RECOMMENDATION: Exposure assessments should
be designed to be commensurate with the needs of the
risk-management decisions at issue. The design of an appropriate
exposure assessment should take place at the problem-definition
stage of the risk-management process.
RATIONALE
Several measurement tools, statistical methods, and other
procedures and considerations can be used to design and conduct
an exposure assessment. No method or group of methods should be
used in all cases. Selection of appropriate methods should be
discussed and evaluated during the planning stages of a
risk-management process (the problem/context stage of the
Commission's risk-management framework) to ensure that they meet
the needs and expectations of risk managers and other
stakeholders. The following general principles are suggested as
the basis of the planning of an exposure assessment.
Simple methods should be considered before
more-complex methods. Such a tiered assessment strategy is
increasingly used in risk assessment and can be cost-effective.
Chemicals are more biologically available in
some media than in others; that is, the matrix within which
chemicals occur (such as air, water, food, or soil) can greatly
affect the extent of human exposure. The effect of the matrix
should be considered in assessing exposure before assuming as a
default that contaminants are 100% bioavailable.
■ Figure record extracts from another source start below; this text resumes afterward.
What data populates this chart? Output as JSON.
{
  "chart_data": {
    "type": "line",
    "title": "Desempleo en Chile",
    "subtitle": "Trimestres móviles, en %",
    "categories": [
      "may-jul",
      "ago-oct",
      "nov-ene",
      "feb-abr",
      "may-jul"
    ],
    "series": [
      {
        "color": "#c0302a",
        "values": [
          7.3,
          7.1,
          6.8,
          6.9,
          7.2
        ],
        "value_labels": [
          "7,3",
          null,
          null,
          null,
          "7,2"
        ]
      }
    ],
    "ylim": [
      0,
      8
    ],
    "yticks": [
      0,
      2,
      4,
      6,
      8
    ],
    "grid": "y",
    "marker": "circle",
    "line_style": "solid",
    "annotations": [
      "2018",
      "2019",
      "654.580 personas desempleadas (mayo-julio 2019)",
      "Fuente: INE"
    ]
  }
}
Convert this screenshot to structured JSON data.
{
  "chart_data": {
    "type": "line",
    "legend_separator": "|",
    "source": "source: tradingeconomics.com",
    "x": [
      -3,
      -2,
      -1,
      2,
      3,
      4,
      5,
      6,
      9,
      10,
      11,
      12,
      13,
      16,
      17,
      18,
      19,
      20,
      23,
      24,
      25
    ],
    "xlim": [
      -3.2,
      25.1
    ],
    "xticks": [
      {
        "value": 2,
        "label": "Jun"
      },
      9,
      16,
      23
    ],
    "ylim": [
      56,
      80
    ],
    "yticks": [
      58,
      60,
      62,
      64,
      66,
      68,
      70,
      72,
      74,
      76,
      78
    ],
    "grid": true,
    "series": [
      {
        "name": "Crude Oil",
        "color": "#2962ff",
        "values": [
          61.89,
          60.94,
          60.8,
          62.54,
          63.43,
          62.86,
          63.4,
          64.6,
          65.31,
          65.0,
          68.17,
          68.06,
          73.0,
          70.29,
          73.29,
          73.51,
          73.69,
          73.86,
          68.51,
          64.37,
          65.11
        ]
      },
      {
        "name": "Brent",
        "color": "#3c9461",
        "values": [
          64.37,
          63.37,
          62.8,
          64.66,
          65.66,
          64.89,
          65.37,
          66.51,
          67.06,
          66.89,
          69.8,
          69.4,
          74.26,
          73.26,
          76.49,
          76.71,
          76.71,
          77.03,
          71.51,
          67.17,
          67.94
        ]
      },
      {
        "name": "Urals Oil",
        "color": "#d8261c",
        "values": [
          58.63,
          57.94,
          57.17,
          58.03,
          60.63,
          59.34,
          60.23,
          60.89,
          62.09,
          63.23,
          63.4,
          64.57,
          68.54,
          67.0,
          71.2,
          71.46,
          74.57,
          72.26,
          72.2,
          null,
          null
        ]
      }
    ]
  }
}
Whenever possible, measurements should be
obtained to support or validate any generic values used in
exposure assessments, to check modeling results, or to provide
more-realistic estimates of exposure than can be obtained with
models. Such measurements might include collecting data at
locations where exposures are anticipated, monitoring the
exposures experienced by individuals, collecting data on the
physical and chemical conditions that affect the movement and
availability of chemicals, and providing information that relates
exposure to effects, possibly using biologic markers.
Measurements of exposure can be very different from estimated
exposures based on source characteristics.